Alhambra Unified School District Superintendent Donna Perez said her district also faces a budget shortfall of $14.7 million over the next 18 months. She said officials are looking at all avenues to raise funds and save programs, including a parcel tax.
"We are looking for flexibilities. We want to keep class-size reduction because it is a priority for us," Perez said.
O'Connell predicted that, even after the Legislature approves a budget and the governor signs it, "there will be no winners in education."
Gov. Arnold Schwarzenegger proposed budget calls for $11 billion in education cuts, meaning increased class sizes, teacher layoffs and the elimination of intervention programs that have proven successful in helping struggling students, he said.
Los Angeles County Superintendent of Schools Darlene Robles said the county could lose $3.8 billion. She added she's spoken to numerous superintendents, who say there is virtually nothing left cut from their local budgets.
"We are tired of the budget rollercoaster," Robles said.
Several school officials wanted to know whether categorical funding - money targeted for specific programs or student populations - can be used for other purposes, like class-size reduction. The governor's proposal includes some leeway on how that money can be used, O'Connell said.
Some officials say the class-size reduction program should be altered - from 20 students per teacher to 23 per teacher, which would save millions of dollars.
To help districts save money, O'Connell said his office is suspending non-required compliance visits, in which state officials visit individual school sites to inspect programs, for one year. The visits cost districts money, because officials must prepare for them.
Instead, O'Connell said, schools should focus on students' academic progress.
State schools superintendent rallies school leaders to oppose cuts
Adolfo Guzman-Lopez | KPCC Public Radio 89.3FM
February 04, 2009
During a town hall meeting in Pasadena today, L.A. County school district leaders warned that students would bear the brunt of budget cuts proposed by Sacramento lawmakers.
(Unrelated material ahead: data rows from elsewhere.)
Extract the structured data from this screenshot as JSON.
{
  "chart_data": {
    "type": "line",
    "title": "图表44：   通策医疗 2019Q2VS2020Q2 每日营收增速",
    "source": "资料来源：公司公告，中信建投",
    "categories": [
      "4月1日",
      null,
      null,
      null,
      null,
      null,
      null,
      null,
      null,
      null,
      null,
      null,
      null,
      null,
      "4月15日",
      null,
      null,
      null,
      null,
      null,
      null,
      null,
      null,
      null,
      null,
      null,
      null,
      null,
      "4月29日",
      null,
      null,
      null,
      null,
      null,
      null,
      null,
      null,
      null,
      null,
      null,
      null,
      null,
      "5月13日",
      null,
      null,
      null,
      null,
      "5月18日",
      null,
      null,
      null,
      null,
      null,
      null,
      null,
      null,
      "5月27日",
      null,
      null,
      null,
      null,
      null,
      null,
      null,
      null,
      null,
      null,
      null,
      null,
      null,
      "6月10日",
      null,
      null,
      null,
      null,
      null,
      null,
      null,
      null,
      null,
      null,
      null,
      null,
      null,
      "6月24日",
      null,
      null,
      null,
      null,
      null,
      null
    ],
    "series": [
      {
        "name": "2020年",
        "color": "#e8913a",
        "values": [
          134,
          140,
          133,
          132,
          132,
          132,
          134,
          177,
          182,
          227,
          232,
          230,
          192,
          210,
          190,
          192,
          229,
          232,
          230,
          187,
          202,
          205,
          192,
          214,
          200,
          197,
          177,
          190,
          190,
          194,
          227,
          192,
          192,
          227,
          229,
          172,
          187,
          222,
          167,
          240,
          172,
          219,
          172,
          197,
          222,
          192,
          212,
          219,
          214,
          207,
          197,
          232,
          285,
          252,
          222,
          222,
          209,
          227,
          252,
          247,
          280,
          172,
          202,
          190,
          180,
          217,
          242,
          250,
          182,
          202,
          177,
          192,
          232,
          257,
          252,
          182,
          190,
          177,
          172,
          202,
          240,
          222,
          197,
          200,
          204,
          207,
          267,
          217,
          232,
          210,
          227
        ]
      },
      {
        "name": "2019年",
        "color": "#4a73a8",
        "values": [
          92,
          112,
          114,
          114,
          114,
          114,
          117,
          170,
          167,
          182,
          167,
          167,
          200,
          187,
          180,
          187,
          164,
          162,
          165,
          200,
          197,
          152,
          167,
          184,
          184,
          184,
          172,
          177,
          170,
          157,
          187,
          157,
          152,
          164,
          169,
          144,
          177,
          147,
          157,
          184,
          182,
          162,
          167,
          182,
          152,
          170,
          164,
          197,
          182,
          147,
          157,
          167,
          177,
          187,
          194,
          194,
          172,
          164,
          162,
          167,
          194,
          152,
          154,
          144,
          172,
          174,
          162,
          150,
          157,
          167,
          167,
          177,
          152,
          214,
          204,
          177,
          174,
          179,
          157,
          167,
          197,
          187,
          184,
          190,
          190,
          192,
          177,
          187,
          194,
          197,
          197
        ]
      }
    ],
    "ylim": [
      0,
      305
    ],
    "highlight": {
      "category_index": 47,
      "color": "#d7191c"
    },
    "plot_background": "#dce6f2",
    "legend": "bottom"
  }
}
KPCC's Adolfo Guzman-Lopez has the story.
Adolfo Guzman-Lopez: State Schools Superintendent Jack O'Connell told school district superintendents and school board members that planned multi-billion dollar cuts would launch some unwelcome changes.
Superintendent Jack O'Connell: The proposal to reduce the school year, the learning opportunities for our students, by five days, I believe needs to be rejected.
Guzman-Lopez: O'Connell said that students in some industrialized countries are ahead of California students, because their academic year is 40 days longer.
Bob Bruesh, who's on the board of the Garvey School District in Rosemead, said that his students need access to computer technology, and that budget cuts would slow that effort.
Bob Bruesh: We are faced, in the near future, with an extremely large technology gap between rich and poor school districts. We're looking at each of our schools costing us upwards of $800 thousand per school to redo the electricity, just so they can use the technology.
Guzman-Lopez: Maureen Carlson is part of a foundation that raised $9 million this year for Pasadena Unified. She doesn't think there's enough public outcry to convince lawmakers to spare schools from the budget ax.
Maureen Carlson: There's a collection of the population that doesn't see care of the schools as their personal responsibility.
Guzman-Lopez: Carlson and others at the town hall meeting urged lawmakers to lower the percentage of votes required to pass municipal parcel taxes. That would make it easier for cities to raise money for schools, they argued.